Robert Burns, 1759 - 1796. Poet (1825 - 1828)
About this artwork
This sketch is identifiable as a preparatory study for a larger painting of Robert Burns by Nasmyth (also in the National Galleries of Scotland’s collection) by the inscription to the bottom right: ‘Sketch for a Picture of Robt. Burns’. There are also distinct compositional similarities. Both feature the famous Scottish bard standing full-length with his arms folded across his chest. However, unlike the finished painting, it includes both the Bridge of Doon and Alloway Kirk in the background. The ‘Auld Brig o' Doon’ was made famous by Burns in his poem 'Tam o' Shanter’. This sketch can be dated as between 1825 and 1828 due to a watermark of 1825 on the paper and the fact that the oil painting was completed in 1828.

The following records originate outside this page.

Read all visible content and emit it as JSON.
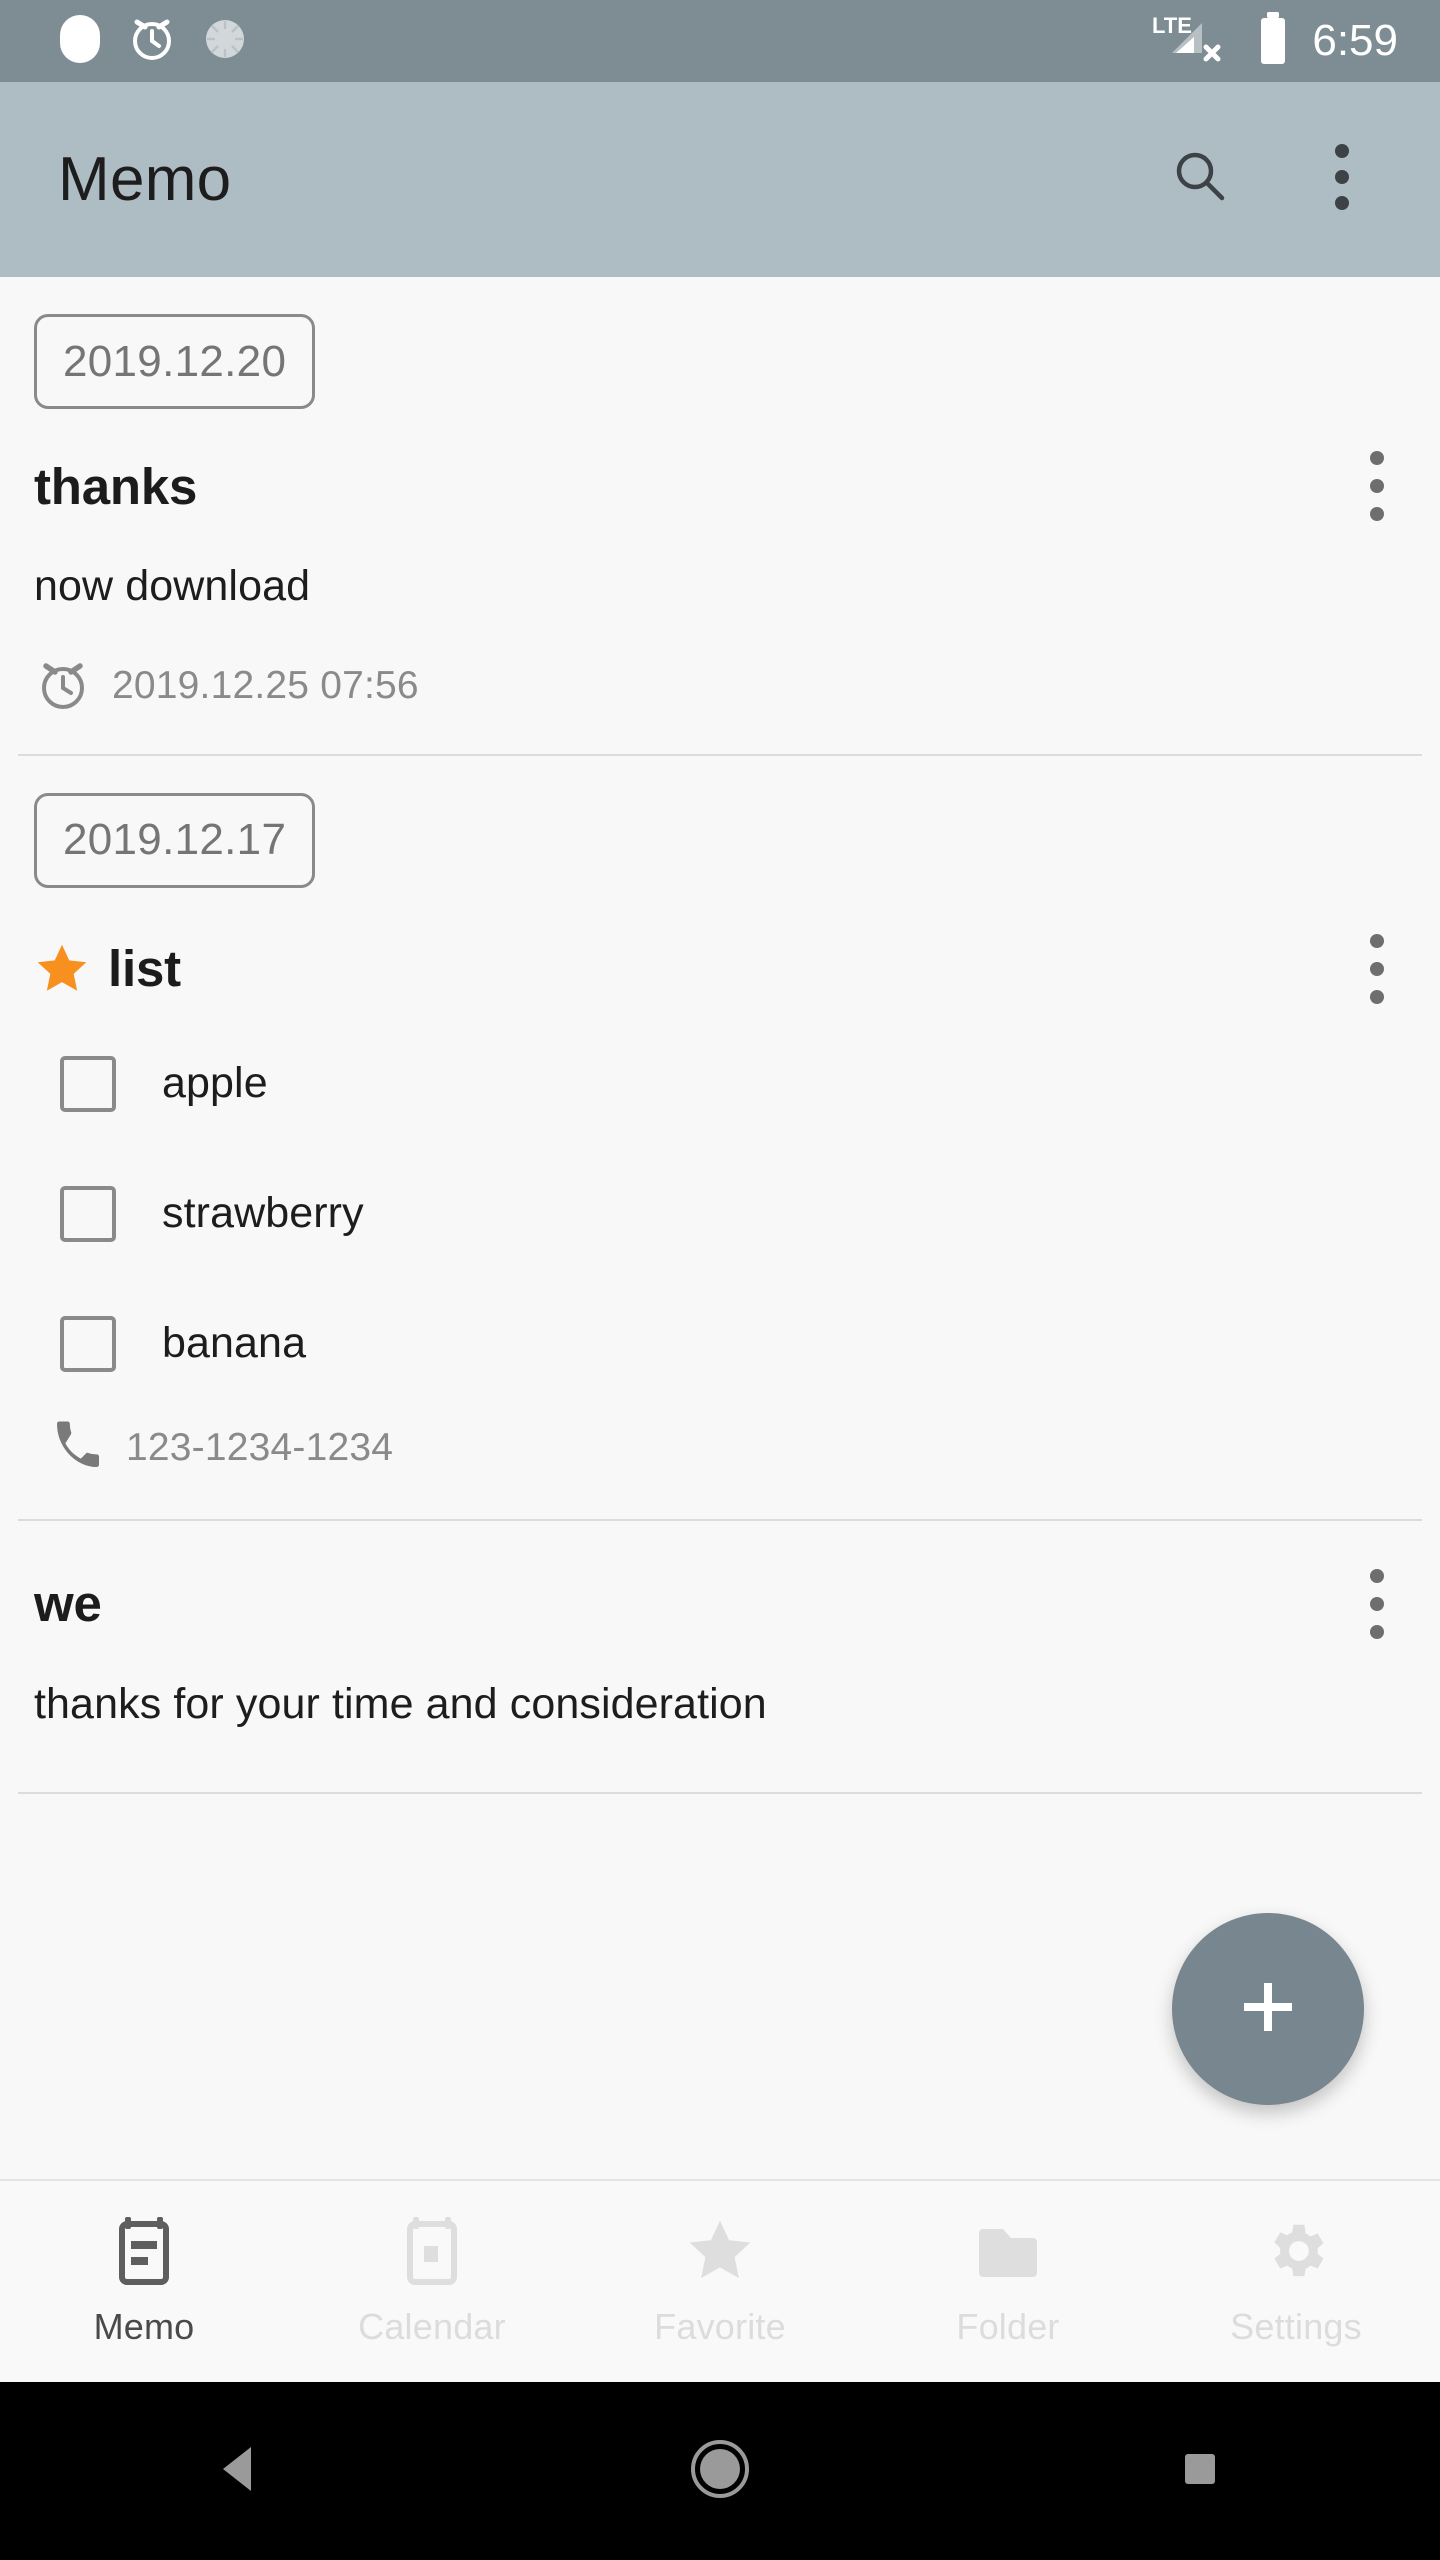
{
  "status_bar": {
    "left_icons": [
      "capsule-indicator-icon",
      "alarm-icon",
      "sync-spinner-icon"
    ],
    "network_label": "LTE",
    "network_state": "no-data",
    "battery": "full",
    "time": "6:59",
    "background": "#7e8c93"
  },
  "app_bar": {
    "title": "Memo",
    "background": "#aebcc4",
    "search_icon": "search-icon",
    "overflow_icon": "overflow-menu-icon"
  },
  "groups": [
    {
      "date": "2019.12.20",
      "memos": [
        {
          "title": "thanks",
          "starred": false,
          "body": "now download",
          "alarm": "2019.12.25 07:56",
          "checklist": [],
          "phone": null
        }
      ]
    },
    {
      "date": "2019.12.17",
      "memos": [
        {
          "title": "list",
          "starred": true,
          "body": null,
          "alarm": null,
          "checklist": [
            {
              "label": "apple",
              "checked": false
            },
            {
              "label": "strawberry",
              "checked": false
            },
            {
              "label": "banana",
              "checked": false
            }
          ],
          "phone": "123-1234-1234"
        },
        {
          "title": "we",
          "starred": false,
          "body": "thanks for your time and consideration",
          "alarm": null,
          "checklist": [],
          "phone": null
        }
      ]
    }
  ],
  "fab": {
    "icon": "plus-icon",
    "label": "",
    "color": "#78878f"
  },
  "bottom_nav": {
    "active_index": 0,
    "items": [
      {
        "label": "Memo",
        "icon": "memo-icon"
      },
      {
        "label": "Calendar",
        "icon": "calendar-icon"
      },
      {
        "label": "Favorite",
        "icon": "star-icon"
      },
      {
        "label": "Folder",
        "icon": "folder-icon"
      },
      {
        "label": "Settings",
        "icon": "gear-icon"
      }
    ]
  },
  "android_nav": {
    "back": "back-triangle-icon",
    "home": "home-circle-icon",
    "recents": "recents-square-icon"
  },
  "colors": {
    "accent_star": "#f7901e",
    "text_primary": "#1d1d1d",
    "text_secondary": "#8a8a8a",
    "background": "#f8f8f8",
    "divider": "#dcdcdc"
  }
}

- title: Robert Burns, 1759 - 1796. Poet
- accession number: PG 1380
- artist: Alexander NasmythScottish (1758 - 1840)
- depicted: Robert Burns
- gallery: Scottish National Portrait Gallery(Print Room)
- object type: Work on paper
- subject: Burns Scottish literature Writing and literature
- materials: Pencil on paper
- date created: 1825 - 1828
- measurements: 20.80 x 14.30 cm
- credit line: Bequeathed by W. Ormiston Roy 1938
Nasmyth's impressive landscapes are his most significant contribution to painting in Scotland. One of his most famous works, however, is the portrait of his friend, the poet Robert Burns. Nasmyth, a pupil of Runciman, was assistant to Allan Ramsay and developed a sound appreciation of the importance of drawing to educate the artist's eye and hand. His interest in landscape painting stimulated his involvement with landscaping projects, including the layout of the grounds of Inveraray Castle. He was also an accomplished engineer, designing and building several bridges, and an influential teacher, inspiring many younger artists including his own children.